Kapıyı açmasıyla çan sesi duyuldu ve kasadaki kadın gözlerini telefondan kaldırıp Seonghwa'ya bakarak düz sesiyle 'iyi akşamlar' diyerek selamladı. Seonghwa da başını eğerek selam verdikten sonra bisküvilerin ve ekmeklerin olduğu rafların arasında gözden kayboldu.
Seonghwa her rafa dikkatle bakarken asla seçemiyordu çünkü açlığını ne bir bisküvi ne de ekmek geçirecek gibi hissetmiyordu.
Seonghwa gözlerini bakkalın camına çevirdi ve üzerinde çeşitli yiyecek markalarının reklamının olduğu afişi gördü.
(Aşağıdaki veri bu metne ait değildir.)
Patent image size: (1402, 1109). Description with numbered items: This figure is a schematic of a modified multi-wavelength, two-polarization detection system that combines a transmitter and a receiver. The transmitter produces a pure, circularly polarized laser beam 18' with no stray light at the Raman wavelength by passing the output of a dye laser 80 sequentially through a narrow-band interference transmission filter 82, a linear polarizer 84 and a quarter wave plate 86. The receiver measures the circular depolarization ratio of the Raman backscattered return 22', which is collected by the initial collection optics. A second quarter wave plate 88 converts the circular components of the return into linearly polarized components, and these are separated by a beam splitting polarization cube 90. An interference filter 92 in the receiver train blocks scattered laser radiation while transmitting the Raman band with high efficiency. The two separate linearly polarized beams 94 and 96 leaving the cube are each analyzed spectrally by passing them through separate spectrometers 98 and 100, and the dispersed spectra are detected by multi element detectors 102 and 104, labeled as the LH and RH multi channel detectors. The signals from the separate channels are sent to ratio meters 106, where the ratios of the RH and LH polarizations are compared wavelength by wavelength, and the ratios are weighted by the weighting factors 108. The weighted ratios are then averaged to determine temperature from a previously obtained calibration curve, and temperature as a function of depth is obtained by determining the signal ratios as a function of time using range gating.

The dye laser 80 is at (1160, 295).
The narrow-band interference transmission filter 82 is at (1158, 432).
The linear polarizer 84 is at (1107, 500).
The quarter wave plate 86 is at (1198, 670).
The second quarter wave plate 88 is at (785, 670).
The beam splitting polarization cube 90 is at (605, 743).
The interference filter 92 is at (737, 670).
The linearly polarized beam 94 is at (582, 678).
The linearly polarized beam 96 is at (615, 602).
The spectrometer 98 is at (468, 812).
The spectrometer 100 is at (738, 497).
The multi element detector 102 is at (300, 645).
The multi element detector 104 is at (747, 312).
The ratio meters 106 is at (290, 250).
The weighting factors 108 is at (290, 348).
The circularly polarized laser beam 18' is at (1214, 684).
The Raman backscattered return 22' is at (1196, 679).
Üzerinde dumanı tüten buharda pişirilmiş etli çöreği gördü ve fiyatının ne kadar uygun olduğunu fark edince Seonghwa'nın ağzı sulandı.
Sonunda kararını vermişti.
Kasiyere doğru ilerledi ve iki tane sıcak çörek istedi, bir tanesini de Yeosang'a alacaktı. Kasiyer mutfak olduğunu düşündüğü yere girdi ve hala dumanı tüten iki sıcak çörek getirdi ve karton kutunun içine koyup Seonghwa'ya uzatıp fiyatını söyledi.
Seonghwa cüzdanını çıkarıp kasiyere ödemesini yaptıktan sonra teşekkür etmeyi de unutmadan yüzündeki gülümsemeyle bakkaldan çıktı.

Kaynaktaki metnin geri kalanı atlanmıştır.